Justin Malone's documentary Uncle Tom: An Oral History of the American Black Conservative will screen this weekend as part of the in-theater(!) USA Film Festival.
From criticizing Obama to supporting Trump, Black conservatives have endured quite a rollercoaster ride for the past 12 years of American politics. And that’s without even considering the volatility of current events.
A topical new documentary from Dallas filmmaker Justin Malone — called Uncle Tom: An Oral History of the American Black Conservative — doesn’t disguise its intention to amplify that passion and legitimize those viewpoints.
The film will screen on Sunday at the Angelika Film Center as part of the rescheduled 50th edition of the USA Film Festival, which was postponed two months ago due to the COVID-19 pandemic.
“It really does lay out the contradictions and the hypocrisy that a lot of people have,” Malone said. “The film isn’t meant to be divisive. The narrative is driven solely by the subjects. We wanted to make sure the entire film would be told from their perspective.”
Malone, 37, began the project locally by interviewing Chad Jackson, who owns a Mansfield plumbing business. That led to on-camera segments with prominent Dallas conservative activist Eugene Ralph and with pastor and political commentator Stephen Broden.
About two years ago, after putting his commercial directing career on hold and running out of money, Malone took an abbreviated rough cut to Los Angeles, and eventually secured support from outspoken author and talk-show host Larry Elder.
“Larry raised the money for the film in probably two weeks. He allowed me the time to cut it without having to rush. He let me do my thing,” Malone said. “Once Larry got on board, Herman Cain and Candace Owens were a phone call away. It just opened the door. Not only did he help on the financial end, but he helped with credibility.”
As its title suggests, the black-and-white film probes the past several decades of American political and socioeconomic history through the lens of Black Republicans, many of which have been labeled as traitors or outsiders by their own community.
“There was an explosion of Black conservatives because of Trump,” Malone said. “I knew there was a story there.”
Malone (Undocumented), who is white, wanted to combine a historical exploration of conservatism with a unique cultural perspective. He hopes viewers will be open-minded.

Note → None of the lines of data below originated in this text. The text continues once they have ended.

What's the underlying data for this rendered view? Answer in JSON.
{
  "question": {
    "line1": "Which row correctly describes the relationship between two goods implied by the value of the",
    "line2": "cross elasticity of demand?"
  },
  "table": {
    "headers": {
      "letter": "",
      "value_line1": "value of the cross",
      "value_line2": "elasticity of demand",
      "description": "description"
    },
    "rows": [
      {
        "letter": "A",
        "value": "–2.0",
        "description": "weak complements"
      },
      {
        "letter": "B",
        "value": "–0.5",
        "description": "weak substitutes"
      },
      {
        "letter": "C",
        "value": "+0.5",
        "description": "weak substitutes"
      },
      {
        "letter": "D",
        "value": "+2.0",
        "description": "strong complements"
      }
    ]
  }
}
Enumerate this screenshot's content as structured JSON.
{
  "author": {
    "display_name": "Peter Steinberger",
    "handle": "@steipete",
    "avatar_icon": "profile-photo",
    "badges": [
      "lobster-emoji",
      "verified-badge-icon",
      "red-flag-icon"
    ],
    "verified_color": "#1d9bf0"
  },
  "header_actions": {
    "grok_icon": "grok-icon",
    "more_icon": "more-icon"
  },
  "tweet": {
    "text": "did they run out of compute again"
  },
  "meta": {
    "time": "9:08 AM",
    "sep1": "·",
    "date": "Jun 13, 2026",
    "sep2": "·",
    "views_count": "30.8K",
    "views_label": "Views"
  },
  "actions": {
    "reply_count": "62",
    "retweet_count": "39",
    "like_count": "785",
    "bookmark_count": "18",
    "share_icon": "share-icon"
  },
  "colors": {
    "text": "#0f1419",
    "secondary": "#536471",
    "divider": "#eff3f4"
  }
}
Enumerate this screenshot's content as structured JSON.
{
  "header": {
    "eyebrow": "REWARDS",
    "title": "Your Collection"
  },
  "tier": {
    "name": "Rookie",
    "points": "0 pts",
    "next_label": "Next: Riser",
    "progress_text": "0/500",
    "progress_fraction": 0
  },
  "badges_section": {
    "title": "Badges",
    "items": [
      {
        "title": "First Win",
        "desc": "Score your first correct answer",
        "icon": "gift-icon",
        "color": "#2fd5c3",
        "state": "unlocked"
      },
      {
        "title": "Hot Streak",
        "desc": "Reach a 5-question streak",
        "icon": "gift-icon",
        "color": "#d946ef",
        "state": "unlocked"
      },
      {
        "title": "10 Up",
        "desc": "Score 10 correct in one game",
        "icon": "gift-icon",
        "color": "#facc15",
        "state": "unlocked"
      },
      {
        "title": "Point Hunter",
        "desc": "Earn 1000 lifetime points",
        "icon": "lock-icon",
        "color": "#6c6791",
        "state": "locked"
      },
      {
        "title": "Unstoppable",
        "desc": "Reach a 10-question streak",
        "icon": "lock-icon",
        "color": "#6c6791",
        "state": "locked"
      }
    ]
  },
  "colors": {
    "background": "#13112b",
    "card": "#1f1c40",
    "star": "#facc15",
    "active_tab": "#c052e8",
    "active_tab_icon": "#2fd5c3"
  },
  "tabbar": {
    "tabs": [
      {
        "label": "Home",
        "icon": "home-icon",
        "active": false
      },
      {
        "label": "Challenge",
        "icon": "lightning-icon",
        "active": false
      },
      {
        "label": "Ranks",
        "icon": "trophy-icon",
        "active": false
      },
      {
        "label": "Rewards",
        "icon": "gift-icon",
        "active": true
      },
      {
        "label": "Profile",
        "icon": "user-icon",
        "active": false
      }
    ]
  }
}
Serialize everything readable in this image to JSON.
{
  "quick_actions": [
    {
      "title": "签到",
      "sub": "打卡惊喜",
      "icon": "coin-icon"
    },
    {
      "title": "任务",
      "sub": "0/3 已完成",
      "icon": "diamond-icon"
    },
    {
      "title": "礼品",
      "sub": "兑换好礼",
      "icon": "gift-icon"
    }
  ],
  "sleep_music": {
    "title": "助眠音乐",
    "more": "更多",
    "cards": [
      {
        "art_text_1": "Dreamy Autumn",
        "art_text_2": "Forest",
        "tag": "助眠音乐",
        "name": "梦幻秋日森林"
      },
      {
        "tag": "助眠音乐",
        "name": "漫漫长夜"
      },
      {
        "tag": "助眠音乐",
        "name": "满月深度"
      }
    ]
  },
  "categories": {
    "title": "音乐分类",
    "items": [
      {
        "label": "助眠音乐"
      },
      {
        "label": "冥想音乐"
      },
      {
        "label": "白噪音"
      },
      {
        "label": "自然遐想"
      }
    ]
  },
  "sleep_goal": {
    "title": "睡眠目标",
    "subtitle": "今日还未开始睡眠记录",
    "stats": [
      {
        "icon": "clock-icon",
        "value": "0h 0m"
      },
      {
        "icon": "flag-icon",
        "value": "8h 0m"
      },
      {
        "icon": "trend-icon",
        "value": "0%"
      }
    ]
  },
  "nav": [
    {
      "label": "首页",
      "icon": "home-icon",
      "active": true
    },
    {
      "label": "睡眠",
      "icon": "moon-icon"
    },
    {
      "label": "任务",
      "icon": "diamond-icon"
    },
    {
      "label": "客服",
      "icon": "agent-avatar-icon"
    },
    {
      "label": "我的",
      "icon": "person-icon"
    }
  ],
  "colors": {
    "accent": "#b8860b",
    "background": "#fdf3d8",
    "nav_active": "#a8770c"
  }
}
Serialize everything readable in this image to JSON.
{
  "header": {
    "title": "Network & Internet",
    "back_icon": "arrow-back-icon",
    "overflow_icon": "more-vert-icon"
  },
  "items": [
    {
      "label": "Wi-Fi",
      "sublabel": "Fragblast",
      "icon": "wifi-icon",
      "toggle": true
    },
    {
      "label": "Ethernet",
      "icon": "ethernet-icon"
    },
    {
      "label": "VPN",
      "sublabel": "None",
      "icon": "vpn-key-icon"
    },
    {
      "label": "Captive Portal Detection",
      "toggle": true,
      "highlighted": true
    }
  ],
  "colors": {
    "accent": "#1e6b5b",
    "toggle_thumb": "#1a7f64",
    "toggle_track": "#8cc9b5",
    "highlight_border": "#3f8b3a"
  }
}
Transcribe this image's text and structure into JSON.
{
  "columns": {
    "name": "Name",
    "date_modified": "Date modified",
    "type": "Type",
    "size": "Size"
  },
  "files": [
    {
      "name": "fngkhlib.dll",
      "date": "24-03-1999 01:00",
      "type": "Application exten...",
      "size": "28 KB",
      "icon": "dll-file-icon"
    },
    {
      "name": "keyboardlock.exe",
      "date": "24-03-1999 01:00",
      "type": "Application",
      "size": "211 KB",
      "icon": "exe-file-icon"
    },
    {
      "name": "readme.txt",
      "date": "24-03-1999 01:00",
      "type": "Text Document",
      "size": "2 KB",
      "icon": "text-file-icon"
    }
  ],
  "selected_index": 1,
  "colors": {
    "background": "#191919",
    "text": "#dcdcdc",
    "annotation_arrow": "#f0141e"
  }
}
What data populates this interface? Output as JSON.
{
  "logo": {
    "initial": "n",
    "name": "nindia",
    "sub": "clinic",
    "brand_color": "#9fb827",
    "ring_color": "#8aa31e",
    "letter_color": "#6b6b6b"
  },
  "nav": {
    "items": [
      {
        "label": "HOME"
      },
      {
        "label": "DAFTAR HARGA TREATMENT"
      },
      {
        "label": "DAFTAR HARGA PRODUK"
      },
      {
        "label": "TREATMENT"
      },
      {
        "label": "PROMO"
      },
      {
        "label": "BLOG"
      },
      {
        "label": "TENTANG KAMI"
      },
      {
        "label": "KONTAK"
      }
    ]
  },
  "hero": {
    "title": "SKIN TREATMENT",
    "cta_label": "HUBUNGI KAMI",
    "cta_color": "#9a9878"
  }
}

“I’m a film director and not an activist. I’m not trying to be Michael Moore or Dinesh D’Souza,” he said. “I’ve had some people comment that I almost don’t have the right to make this movie because I’m white. If I’m curious and it’s on my heart, you can’t really help that.”
A gala premiere on June 19 in Southlake coincided with the online release of the documentary on the Uncle Tom website, where it exceeded all expectations during the first weekend, almost entirely through social media word-of-mouth.
“It’s much bigger than I thought it would be,” Malone said. “The timing couldn’t be any better. The film celebrates Black excellence. We’re inundated with negative, polarizing stuff constantly. We need something positive.”
Malone will attend the festival on Sunday along with Jackson and Elder for a post-screening Q&A.
With most theaters on the brink of reopening in the next few weeks, the event will be one of the first of its kind anywhere to test the waters in a new cinematic landscape.
The five-day festival runs through Sunday with a set of safety protocols, such as facemask and social distancing requirements. All screenings are free, but require tickets that must be ordered by phone in advance.